The hand up is sometimes called a “safety net,” a device to save those truly in need from falling into despair. But for many the safety net has turned into a hammock, no longer a device to help out in an emergency or time of trouble, but an easy way of life for those who would rather let others provide for them than provide for themselves.

This is sometimes a matter of availing themselves of a good opportunity, while at other times it is a matter of culture: Far too many Americans have been taught through actual experience that it is not so difficult to live off the government and charitable interests.

A friend taught a class in the 80s in a junior high school whose student body had a not-so-good reputation for academic achievement. He told the story about his first six-week grading period, using a grading system that was designed to reward honest effort as much as a grasp of the subject matter to get a passing grade. Of the 37 students in his class, half failed; only a few earned decent grades.

When he asked them how they were going to survive after they grew up and were on their own, if they were unable to get a passing grade in a class designed to guarantee passing if you just made an honest effort, one of the students said: “Well, Mr. Smith, I’m going to do like my parents: be on welfare.” That career choice surprised him, and so did the agreement of many of the other students.

This situation, mirrored in towns and cities across the nation, is the result not of the “hand up” efforts of caring Americans, but of hammock-like government welfare programs, which give much but demand little.

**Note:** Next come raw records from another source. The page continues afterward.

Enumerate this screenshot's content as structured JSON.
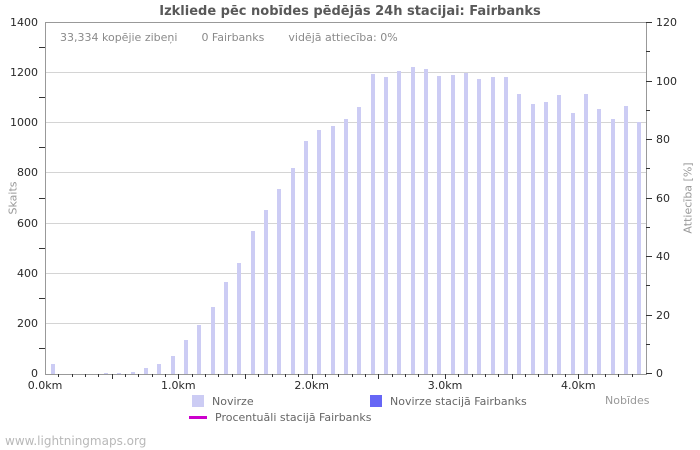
{
  "page": {
    "watermark": "www.lightningmaps.org"
  },
  "header_info": {
    "total_strikes": "33,334 kopējie zibeņi",
    "station_strikes": "0 Fairbanks",
    "avg_ratio": "vidējā attiecība: 0%"
  },
  "colors": {
    "bar_light": "#ccccf4",
    "bar_station": "#6666f5",
    "line_percent": "#cc00cc",
    "gridline": "#d4d4d4",
    "border": "#999999"
  },
  "chart_data": {
    "type": "bar",
    "title": "Izkliede pēc nobīdes pēdējās 24h stacijai: Fairbanks",
    "xlabel": "Nobīdes",
    "ylabel_left": "Skaits",
    "ylabel_right": "Attiecība [%]",
    "x_unit": "km",
    "bin_width_km": 0.1,
    "x_range_km": [
      0.0,
      4.5
    ],
    "ylim_left": [
      0,
      1400
    ],
    "ylim_right": [
      0,
      120
    ],
    "yticks_left": [
      0,
      200,
      400,
      600,
      800,
      1000,
      1200,
      1400
    ],
    "yticks_right": [
      0,
      20,
      40,
      60,
      80,
      100,
      120
    ],
    "xtick_labels": [
      {
        "km": 0.0,
        "label": "0.0km"
      },
      {
        "km": 1.0,
        "label": "1.0km"
      },
      {
        "km": 2.0,
        "label": "2.0km"
      },
      {
        "km": 3.0,
        "label": "3.0km"
      },
      {
        "km": 4.0,
        "label": "4.0km"
      }
    ],
    "grid": "horizontal",
    "legend_position": "bottom",
    "bins_km": [
      0.0,
      0.1,
      0.2,
      0.3,
      0.4,
      0.5,
      0.6,
      0.7,
      0.8,
      0.9,
      1.0,
      1.1,
      1.2,
      1.3,
      1.4,
      1.5,
      1.6,
      1.7,
      1.8,
      1.9,
      2.0,
      2.1,
      2.2,
      2.3,
      2.4,
      2.5,
      2.6,
      2.7,
      2.8,
      2.9,
      3.0,
      3.1,
      3.2,
      3.3,
      3.4,
      3.5,
      3.6,
      3.7,
      3.8,
      3.9,
      4.0,
      4.1,
      4.2,
      4.3,
      4.4
    ],
    "series": [
      {
        "name": "Novirze",
        "type": "bar",
        "axis": "left",
        "color": "#ccccf4",
        "values": [
          40,
          0,
          0,
          0,
          4,
          6,
          8,
          22,
          40,
          72,
          135,
          195,
          266,
          367,
          441,
          572,
          655,
          739,
          820,
          930,
          973,
          990,
          1017,
          1066,
          1195,
          1183,
          1207,
          1223,
          1218,
          1190,
          1191,
          1202,
          1175,
          1186,
          1183,
          1118,
          1076,
          1086,
          1112,
          1043,
          1115,
          1059,
          1017,
          1068,
          1005
        ]
      },
      {
        "name": "Novirze stacijā Fairbanks",
        "type": "bar",
        "axis": "left",
        "color": "#6666f5",
        "values": [
          0,
          0,
          0,
          0,
          0,
          0,
          0,
          0,
          0,
          0,
          0,
          0,
          0,
          0,
          0,
          0,
          0,
          0,
          0,
          0,
          0,
          0,
          0,
          0,
          0,
          0,
          0,
          0,
          0,
          0,
          0,
          0,
          0,
          0,
          0,
          0,
          0,
          0,
          0,
          0,
          0,
          0,
          0,
          0,
          0
        ]
      },
      {
        "name": "Procentuāli stacijā Fairbanks",
        "type": "line",
        "axis": "right",
        "color": "#cc00cc",
        "values": [
          0,
          0,
          0,
          0,
          0,
          0,
          0,
          0,
          0,
          0,
          0,
          0,
          0,
          0,
          0,
          0,
          0,
          0,
          0,
          0,
          0,
          0,
          0,
          0,
          0,
          0,
          0,
          0,
          0,
          0,
          0,
          0,
          0,
          0,
          0,
          0,
          0,
          0,
          0,
          0,
          0,
          0,
          0,
          0,
          0
        ]
      }
    ]
  }
}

President Lyndon Johnson declared a War on Poverty in the January 1964 State of the Union address. “This administration today, here and now, declares unconditional war on poverty in America,” Johnson stated.

His actual stated goal was not to prop up living standards artificially through an ever-expanding welfare state, but instead to strike “at the causes, not just the consequences of poverty.” Ultimately, he wanted “not only to relieve the symptom of poverty, but to cure it and, above all, to prevent it.” A noble goal, as so many government initiatives are, at least at first.

Twenty years ago, another president pledged to “end welfare as we know it.” On August 22, 1996, President Bill Clinton filled a campaign promise by signing welfare reform, the Personal Responsibility and Work Opportunity Act, into law.

This time there were new wrinkles: after two years of receiving benefits, welfare recipients would be required to work, and incentives were removed that encouraged having children out of wedlock and breaking up families to get benefits. There was also a five-year lifetime limit on total time of receiving benefits without working.

How have these programs worked out? Familyfacts.org reported in 2012, “Total federal and state welfare spending has increased more than 16-fold since 1964. Even since the 1996 welfare reform replaced Aid to Families with Dependent Children (AFDC) with the Temporary Assistance for Needy Families (TANF) program, spending has increased by 76 percent and by more than 20 percent since 2008.”

President Obama, the Washington Examiner reports, “took the Great Recession as an opportunity to get as many households as possible into the food stamp program, an important part of his stimulus package. One result was that the number of able-bodied adults with no children who receive food assistance doubled.”

Because the value of food stamps and welfare payments are looked at as income, the overall poverty rate has not changed much since the War on Poverty began. However, both the number of Americans on welfare and total welfare spending have soared.

The goal should be to reduce both poverty and welfare spending. Two states, Kansas and Maine, have implemented a requirement for able-bodied childless adults to work for food-stamp benefits, and the results are impressive.

In Maine, 80 percent of those affected by the requirement left the food stamp program, and in Kansas, the total of those affected dropped 75 percent very quickly, and 60 percent had work within a year, according to the Examiner.

When it was easy to stay home and collect food benefits, many were happy to do so. But when required to work, these recipients quickly got out of the hammock and went to work, abandoning government support.


People are often content to do as little as possible, but will do what they must.